Two distant plant lineages appear to build leaves with similar cellular logic
A study published in Science Advances reports that mosses and Arabidopsis thaliana, commonly known as thale cress, share similar principles of leaf formation despite about 400 million years of separate evolution.
The finding, reported by Phys.org, suggests that plants separated by vast evolutionary distance can rely on comparable cellular dynamics when producing leaves. The supplied source text is brief, but it states the core result clearly: in both moss and Arabidopsis, leaf formation depends on very similar cellular dynamics, with growth playing a central role.
Arabidopsis thaliana is a widely used model plant in biology, while mosses occupy a different branch of the plant evolutionary tree. Comparing them can help researchers separate deeply conserved developmental rules from features that evolved independently in particular plant groups.

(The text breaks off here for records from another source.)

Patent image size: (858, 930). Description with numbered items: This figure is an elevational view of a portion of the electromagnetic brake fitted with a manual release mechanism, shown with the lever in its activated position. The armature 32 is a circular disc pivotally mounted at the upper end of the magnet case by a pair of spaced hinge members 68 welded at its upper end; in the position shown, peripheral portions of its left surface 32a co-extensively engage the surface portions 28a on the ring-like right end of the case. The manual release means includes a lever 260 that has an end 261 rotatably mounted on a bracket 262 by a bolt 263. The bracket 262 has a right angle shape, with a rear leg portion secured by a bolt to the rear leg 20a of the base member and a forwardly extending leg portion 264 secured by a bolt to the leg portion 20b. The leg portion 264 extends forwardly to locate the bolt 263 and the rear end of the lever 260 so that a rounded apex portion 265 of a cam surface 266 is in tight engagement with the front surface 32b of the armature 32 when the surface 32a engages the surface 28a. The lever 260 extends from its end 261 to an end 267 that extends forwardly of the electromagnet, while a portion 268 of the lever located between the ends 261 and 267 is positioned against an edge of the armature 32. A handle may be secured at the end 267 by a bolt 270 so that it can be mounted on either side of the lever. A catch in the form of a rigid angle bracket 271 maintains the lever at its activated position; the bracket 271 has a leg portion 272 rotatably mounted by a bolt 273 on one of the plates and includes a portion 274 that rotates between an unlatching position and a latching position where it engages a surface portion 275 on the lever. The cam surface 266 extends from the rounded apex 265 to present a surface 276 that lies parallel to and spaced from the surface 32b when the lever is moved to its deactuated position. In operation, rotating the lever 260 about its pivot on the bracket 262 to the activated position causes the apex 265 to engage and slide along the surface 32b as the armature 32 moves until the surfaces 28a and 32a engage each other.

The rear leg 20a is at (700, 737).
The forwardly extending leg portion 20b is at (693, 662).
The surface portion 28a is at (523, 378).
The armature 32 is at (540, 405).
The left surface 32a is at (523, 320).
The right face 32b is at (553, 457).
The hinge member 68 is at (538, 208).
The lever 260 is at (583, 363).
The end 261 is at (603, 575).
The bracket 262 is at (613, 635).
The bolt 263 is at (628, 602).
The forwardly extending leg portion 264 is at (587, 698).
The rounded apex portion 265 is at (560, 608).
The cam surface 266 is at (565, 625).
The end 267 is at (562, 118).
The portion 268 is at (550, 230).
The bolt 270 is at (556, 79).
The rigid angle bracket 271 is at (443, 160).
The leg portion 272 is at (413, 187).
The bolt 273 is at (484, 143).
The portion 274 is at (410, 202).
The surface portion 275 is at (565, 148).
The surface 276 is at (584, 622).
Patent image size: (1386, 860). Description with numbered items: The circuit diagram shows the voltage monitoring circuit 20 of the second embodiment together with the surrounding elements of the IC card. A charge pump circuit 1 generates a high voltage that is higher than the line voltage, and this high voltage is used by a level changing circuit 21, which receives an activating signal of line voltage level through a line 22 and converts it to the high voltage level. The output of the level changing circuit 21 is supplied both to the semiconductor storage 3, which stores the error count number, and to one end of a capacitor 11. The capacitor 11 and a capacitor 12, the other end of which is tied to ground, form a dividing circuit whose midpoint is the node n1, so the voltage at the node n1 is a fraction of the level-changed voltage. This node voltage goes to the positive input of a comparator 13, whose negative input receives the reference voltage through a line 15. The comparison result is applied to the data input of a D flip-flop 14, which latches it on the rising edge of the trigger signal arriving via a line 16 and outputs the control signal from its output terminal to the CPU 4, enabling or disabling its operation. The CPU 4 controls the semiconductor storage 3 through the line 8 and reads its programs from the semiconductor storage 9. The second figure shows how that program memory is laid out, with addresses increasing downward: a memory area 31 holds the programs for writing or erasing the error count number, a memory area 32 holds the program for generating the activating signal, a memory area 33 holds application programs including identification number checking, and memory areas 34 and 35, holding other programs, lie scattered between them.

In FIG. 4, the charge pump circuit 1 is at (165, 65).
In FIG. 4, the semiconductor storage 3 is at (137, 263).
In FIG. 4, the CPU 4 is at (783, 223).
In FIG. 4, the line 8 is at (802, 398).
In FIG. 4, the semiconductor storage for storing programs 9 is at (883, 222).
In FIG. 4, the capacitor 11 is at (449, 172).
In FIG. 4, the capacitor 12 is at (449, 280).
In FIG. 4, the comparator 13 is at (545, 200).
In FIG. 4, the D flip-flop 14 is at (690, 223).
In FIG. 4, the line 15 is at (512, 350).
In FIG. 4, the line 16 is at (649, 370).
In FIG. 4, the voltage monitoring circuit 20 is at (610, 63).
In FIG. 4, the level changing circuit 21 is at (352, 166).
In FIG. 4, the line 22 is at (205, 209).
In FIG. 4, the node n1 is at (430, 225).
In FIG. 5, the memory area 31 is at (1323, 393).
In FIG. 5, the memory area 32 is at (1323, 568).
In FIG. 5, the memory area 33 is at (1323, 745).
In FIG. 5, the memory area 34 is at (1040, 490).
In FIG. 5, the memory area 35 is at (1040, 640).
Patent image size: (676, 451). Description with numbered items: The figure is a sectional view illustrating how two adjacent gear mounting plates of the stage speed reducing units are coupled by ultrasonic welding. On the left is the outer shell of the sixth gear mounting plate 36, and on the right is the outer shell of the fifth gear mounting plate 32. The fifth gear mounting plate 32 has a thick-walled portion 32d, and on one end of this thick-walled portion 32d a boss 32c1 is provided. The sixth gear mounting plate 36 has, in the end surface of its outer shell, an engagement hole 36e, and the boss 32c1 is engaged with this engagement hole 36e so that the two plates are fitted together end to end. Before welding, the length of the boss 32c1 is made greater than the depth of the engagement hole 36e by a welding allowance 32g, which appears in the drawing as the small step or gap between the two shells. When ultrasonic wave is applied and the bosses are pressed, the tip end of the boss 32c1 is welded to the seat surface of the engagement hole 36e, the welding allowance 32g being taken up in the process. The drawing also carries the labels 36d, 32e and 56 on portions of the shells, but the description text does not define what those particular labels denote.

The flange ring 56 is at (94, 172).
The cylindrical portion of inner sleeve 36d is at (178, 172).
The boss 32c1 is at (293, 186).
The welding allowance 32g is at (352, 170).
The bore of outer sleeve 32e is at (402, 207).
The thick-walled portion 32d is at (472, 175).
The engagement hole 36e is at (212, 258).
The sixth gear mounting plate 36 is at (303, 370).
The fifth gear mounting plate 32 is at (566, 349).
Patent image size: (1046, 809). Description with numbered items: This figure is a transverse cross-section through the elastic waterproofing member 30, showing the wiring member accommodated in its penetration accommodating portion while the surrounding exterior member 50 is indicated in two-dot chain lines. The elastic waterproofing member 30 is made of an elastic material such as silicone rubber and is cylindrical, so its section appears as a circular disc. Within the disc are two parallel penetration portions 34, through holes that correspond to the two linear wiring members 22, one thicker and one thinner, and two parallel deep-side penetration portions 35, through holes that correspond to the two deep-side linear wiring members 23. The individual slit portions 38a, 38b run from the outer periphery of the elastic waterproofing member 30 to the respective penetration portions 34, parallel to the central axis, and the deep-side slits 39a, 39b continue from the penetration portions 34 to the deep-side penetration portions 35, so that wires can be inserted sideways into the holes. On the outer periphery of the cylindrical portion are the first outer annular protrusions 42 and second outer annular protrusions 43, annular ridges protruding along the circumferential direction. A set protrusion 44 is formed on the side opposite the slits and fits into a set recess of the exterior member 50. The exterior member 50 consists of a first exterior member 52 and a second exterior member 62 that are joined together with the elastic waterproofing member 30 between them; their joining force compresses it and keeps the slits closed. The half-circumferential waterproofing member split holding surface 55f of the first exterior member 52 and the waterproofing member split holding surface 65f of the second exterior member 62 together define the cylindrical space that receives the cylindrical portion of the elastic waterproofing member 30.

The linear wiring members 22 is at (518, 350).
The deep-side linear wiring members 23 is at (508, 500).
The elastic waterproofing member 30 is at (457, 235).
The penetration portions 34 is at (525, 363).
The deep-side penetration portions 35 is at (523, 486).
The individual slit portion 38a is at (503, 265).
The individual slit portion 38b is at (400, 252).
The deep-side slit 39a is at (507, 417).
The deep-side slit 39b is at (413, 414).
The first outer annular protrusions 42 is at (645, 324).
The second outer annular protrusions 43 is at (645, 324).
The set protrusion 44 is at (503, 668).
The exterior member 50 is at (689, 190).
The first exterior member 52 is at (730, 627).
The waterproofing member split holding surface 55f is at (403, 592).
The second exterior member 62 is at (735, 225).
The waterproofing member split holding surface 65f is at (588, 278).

Why a moss-cress comparison matters
Leaves are among the defining structures of land plants, but not all leaves share the same evolutionary origin in a simple sense. Plant lineages diversified over hundreds of millions of years, and the structures that look leaf-like today can reflect different evolutionary histories.
That makes the reported similarity striking. If mosses and thale cress use similar cellular dynamics during leaf formation, it may indicate that certain growth principles are broadly available to plant development, even across lineages that have been separate for hundreds of millions of years.
The candidate text does not provide the detailed methods, measurements, or cellular parameters used in the Science Advances paper. It does, however, support the conclusion that the researchers found comparable dynamics in leaf formation between the two organisms.